Microsoft Access and Visual Basic

I’m going to add Microsoft Access to this list and, optionally, Visual Basic. Access is an easy-to-use powerful database that Microsoft used to bundle with Microsoft Office. But it is not included anymore, probably because people weren’t much interested in learning it. Instead they learned how to make Pivot Tables in Excel. But you can do so much more with Access than Pivot Tables and it is not difficult.

What makes Access so powerful, is its ability to import data and run SQL commands against that. You do not need to know SQL as there is a wizard to guide you.

With Access, you could, for example, import the Windows event log or any other data and then use the graphical interface to count and total record types, show the maximum or minimum record, or show records in a sort list.
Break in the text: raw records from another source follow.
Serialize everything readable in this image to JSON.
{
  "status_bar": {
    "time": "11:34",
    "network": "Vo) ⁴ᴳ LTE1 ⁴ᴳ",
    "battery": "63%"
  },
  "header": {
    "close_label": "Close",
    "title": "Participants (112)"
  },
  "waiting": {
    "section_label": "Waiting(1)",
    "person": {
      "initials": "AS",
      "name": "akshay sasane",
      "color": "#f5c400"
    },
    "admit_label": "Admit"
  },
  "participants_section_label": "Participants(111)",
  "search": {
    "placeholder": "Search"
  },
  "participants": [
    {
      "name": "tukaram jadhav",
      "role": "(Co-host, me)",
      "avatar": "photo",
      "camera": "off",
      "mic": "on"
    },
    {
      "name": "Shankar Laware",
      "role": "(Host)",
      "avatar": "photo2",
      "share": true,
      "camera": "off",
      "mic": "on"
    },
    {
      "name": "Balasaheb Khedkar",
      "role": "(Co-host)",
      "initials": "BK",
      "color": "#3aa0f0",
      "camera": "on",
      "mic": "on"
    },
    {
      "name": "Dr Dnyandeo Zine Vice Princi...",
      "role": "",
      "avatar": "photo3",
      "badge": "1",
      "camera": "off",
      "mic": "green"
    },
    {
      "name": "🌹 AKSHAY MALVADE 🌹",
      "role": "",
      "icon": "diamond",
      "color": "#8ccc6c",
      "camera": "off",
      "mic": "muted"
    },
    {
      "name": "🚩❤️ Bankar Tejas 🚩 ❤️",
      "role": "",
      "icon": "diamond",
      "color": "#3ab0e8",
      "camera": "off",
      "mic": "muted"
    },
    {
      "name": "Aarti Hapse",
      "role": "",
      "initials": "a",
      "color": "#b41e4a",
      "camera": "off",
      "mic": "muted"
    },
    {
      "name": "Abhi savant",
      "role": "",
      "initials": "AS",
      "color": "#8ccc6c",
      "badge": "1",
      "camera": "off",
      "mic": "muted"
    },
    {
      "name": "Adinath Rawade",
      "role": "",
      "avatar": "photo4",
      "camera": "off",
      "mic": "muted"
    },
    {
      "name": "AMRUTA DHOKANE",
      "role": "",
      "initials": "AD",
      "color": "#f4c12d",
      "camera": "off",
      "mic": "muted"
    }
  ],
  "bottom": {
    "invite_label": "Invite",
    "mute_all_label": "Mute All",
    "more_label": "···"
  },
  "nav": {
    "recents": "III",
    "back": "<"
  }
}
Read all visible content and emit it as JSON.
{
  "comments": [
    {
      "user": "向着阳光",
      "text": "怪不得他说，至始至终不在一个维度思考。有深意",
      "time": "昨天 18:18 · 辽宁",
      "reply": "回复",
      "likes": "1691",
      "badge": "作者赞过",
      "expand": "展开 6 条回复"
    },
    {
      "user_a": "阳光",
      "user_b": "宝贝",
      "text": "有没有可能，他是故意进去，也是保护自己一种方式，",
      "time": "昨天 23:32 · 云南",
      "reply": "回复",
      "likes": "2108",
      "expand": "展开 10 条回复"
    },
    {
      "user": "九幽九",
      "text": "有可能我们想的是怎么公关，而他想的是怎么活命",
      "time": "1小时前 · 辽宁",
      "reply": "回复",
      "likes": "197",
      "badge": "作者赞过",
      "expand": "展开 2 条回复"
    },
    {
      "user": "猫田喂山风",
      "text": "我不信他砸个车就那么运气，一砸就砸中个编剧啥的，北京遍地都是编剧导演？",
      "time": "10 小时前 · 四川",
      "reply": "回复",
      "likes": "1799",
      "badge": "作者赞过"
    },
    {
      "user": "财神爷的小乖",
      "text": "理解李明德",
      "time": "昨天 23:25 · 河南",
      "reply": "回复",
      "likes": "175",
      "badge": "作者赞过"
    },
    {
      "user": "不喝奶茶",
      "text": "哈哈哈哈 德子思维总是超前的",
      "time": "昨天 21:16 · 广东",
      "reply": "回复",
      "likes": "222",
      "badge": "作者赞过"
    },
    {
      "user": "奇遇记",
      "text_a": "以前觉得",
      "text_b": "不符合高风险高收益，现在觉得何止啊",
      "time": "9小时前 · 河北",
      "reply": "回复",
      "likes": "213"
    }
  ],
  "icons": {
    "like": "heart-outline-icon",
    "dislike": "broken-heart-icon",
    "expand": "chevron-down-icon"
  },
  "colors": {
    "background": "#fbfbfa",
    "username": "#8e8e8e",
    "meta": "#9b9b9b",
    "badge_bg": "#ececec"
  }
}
You can generate reports and export data to text, Excel, or other formats.

The other thing about Access is that it, like Word and Excel, includes the Visual Basic programming language, formally known as Visual Basic for Applications. If you are a programmer there is no end to the possibilities of what you can do to automate system administration tasks if you have a programming tool at your disposal. Some Visual Basic programs can be run from the Windows command program using Cscript, as shown below. This is called VB Script (VB Script could not, for example, read a database since that scripting tool cannot load external .dlls in that way).